A Go library that implements a Sparse Merkle tree for a key-value map. The tree implements the same optimisations specified in the Libra whitepaper, to reduce the number of hash operations required per tree operation to O(k) where k is the number of non-empty elements in the tree.
package main
import(
"fmt"
"crypto/sha256"
"github.com/lazyledger/smt"
)
func main() {
// Initialise a new key-value store to store the nodes of the tree
store := smt.NewSimpleMap()
// Initialise the tree
tree := smt.NewSparseMerkleTree(store, sha256.New())
// Update the key "foo" with the value "bar"
tree.Update([]byte("foo"), []byte("bar"))

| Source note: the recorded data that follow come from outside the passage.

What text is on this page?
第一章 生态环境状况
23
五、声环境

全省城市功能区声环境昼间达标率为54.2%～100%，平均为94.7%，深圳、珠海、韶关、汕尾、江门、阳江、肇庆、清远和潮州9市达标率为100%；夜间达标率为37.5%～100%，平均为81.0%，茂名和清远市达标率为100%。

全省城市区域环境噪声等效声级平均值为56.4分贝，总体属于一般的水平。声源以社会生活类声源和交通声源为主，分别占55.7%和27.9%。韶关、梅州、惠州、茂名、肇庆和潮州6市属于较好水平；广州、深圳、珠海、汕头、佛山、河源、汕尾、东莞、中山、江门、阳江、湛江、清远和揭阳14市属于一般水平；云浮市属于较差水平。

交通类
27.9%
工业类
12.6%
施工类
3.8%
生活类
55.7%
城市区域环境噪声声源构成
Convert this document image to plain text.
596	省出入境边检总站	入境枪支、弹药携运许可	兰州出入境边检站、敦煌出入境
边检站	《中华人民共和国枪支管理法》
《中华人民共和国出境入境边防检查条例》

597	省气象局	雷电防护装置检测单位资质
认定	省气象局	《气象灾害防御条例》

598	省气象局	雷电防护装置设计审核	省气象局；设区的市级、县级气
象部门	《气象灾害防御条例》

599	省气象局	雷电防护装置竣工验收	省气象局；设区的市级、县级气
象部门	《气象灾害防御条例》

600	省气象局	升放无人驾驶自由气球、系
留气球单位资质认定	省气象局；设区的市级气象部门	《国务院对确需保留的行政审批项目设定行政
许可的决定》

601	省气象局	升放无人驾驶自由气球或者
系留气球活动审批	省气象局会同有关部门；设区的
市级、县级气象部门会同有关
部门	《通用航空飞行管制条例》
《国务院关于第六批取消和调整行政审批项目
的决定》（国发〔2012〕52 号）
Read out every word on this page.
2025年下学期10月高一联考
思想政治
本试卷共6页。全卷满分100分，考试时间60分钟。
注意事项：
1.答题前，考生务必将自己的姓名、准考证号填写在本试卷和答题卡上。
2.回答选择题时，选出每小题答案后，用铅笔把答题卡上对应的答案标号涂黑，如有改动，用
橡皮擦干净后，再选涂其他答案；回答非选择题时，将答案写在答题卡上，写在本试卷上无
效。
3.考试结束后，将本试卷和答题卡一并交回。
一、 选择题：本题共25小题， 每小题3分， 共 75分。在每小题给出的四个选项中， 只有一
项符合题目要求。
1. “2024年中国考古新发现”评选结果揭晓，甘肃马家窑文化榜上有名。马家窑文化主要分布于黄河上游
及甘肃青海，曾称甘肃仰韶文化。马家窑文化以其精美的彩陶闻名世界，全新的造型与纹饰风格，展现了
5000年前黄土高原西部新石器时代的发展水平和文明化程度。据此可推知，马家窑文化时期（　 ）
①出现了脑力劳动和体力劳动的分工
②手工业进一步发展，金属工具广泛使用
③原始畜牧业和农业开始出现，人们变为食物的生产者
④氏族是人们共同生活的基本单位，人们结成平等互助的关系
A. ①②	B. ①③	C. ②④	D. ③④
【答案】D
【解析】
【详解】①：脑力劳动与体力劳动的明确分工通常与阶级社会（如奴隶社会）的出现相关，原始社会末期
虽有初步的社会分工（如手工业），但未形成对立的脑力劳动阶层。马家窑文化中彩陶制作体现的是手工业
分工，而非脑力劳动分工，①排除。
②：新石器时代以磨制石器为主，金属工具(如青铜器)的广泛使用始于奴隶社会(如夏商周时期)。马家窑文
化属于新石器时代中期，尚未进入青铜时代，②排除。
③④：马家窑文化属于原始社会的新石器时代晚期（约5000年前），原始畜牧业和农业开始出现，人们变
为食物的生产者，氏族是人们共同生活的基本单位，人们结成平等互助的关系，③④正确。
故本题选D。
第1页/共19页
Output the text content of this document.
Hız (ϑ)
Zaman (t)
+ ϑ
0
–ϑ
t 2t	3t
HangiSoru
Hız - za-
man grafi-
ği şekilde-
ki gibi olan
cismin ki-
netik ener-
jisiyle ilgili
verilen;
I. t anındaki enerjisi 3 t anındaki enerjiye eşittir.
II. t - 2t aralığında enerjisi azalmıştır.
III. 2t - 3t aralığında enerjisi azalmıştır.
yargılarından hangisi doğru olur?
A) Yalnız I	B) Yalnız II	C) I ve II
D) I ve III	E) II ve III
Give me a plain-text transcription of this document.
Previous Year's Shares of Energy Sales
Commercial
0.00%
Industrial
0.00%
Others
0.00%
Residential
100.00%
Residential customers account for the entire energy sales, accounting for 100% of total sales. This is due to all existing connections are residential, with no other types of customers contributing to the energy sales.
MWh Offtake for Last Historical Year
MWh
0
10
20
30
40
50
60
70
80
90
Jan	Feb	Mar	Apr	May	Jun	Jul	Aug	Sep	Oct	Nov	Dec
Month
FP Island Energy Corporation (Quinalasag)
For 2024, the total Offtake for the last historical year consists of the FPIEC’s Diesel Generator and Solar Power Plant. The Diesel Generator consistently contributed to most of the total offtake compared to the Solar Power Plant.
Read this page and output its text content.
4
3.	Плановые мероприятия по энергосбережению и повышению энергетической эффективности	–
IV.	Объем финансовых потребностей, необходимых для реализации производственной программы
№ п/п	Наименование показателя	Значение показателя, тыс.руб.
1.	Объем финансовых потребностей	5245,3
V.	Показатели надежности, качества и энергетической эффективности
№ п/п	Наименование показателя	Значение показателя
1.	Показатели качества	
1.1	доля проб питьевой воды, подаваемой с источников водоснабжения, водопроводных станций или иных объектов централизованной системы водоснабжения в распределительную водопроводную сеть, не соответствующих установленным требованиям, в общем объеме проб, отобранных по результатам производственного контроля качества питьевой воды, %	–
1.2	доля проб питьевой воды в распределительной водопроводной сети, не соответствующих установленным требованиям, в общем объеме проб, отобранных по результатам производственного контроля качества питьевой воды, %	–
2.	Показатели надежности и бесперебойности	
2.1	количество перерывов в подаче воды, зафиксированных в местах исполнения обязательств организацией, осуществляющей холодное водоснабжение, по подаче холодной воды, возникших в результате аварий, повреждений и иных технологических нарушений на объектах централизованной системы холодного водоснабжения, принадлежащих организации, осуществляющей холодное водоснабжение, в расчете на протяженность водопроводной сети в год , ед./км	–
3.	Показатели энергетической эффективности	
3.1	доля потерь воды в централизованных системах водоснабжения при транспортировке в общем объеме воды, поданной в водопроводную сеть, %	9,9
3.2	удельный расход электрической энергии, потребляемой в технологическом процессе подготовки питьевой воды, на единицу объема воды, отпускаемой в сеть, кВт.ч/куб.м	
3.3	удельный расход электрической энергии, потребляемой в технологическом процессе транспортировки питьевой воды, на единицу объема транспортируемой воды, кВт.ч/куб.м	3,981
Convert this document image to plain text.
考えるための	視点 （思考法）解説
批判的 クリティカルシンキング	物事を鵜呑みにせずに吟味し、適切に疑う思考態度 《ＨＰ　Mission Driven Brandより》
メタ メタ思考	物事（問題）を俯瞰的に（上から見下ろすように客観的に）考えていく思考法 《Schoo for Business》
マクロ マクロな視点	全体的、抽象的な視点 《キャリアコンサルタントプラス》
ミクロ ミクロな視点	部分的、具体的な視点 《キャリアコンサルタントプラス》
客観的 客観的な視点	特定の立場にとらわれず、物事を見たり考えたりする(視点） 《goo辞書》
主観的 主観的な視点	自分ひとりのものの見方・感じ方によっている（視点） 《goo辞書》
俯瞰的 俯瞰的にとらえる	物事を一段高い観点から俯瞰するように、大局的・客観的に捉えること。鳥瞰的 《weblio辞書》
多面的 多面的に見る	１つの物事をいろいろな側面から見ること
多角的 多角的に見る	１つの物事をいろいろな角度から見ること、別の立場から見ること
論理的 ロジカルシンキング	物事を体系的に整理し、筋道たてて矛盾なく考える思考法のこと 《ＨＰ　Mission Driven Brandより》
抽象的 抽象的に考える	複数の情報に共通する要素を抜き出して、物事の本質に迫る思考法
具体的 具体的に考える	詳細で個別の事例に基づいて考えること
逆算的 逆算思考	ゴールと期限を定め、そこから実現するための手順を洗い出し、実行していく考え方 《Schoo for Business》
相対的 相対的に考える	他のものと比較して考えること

// Generate a Merkle proof for foo=bar
proof, _ := tree.Prove([]byte("foo"))
root := tree.Root() // We also need the current tree root for the proof
// Verify the Merkle proof for foo=bar
if smt.VerifyProof(proof, root, []byte("foo"), []byte("bar"), sha256.New()) {
fmt.Println("Proof verification succeeded.")
} else {
fmt.Println("Proof verification failed.")
}
}
- Garbage collection for obsolete nodes. When tree is updated, obsolete nodes are not garbage collected, and so storage growth is unbounded. This is desirable for accessing previous revisions of the tree (for example, if you need to revert to a previous block in a blockchain due to a chain reorganisation caused by the chain's consensus algorithm), but otherwise undesirable for storage size. A future wishlist item is to extend the library to allow for an optional garbage collected version of the tree, though this requires further research.
- Tree sharding to process updates in parallel. At the moment, the tree can only safely handle one update at a time. It would be desirable to shard the tree into multiple subtrees and allow parallel updates to the subtrees.